Enfin, un sommet de la zone euro s’est tenu vendredi matin, en présence de la présidente de la Banque centrale européenne, Christine Lagarde. Il était important de préserver l’élan né des réformes importantes agréées par nos ministres des finances voilà quelques semaines à peine : la réforme du Mécanisme européen de stabilité (MES), qui est un mécanisme supplémentaire d’assistance financière en cas de crise, et une étape vers une véritable union bancaire et une union des marchés de capitaux, avec la mise en place d’un filet de sécurité qui permet de renforcer, via le MES, le soutien à nos banques et, in fine, aux épargnants en cas de difficultés financières au sein de notre zone monétaire commune.

Vous le voyez, mesdames, messieurs les sénateurs, le Conseil, la réunion du Conseil européen a été longue, et son ordre du jour chargé.

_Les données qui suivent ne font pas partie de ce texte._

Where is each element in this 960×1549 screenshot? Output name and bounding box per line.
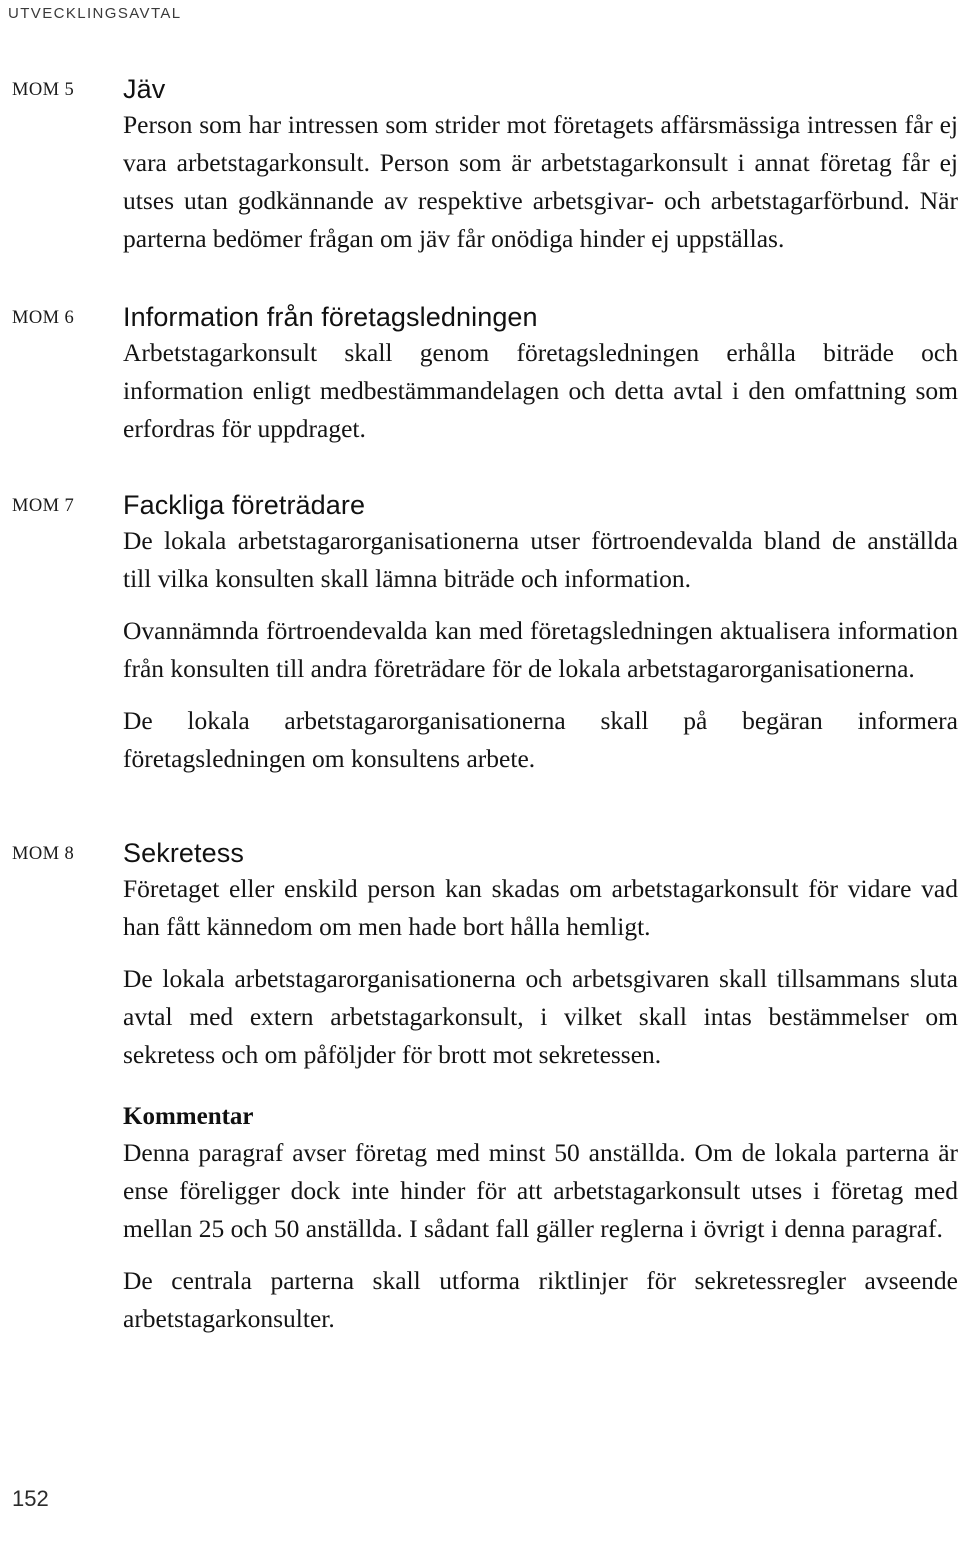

Quelques heures encore avant sa tenue, certains parlaient encore de « test », de « risque de délitement » ou de « désunion ». Cependant, en cette période difficile, et au moins sur les trois points que j’ai mis en exergue – le rapport à la Turquie, la question budgétaire et celle de l’État de droit, qui lui est adossée, l’ambition climatique –, l’Europe a montré sa force et son unité. Je crois que le rôle de la France y a été central. Nous devrons continuer à l’exercer dans le cadre des réformes que j’ai évoquées, notamment sur la sécurité ou l’État de droit, lors des prochaines semaines.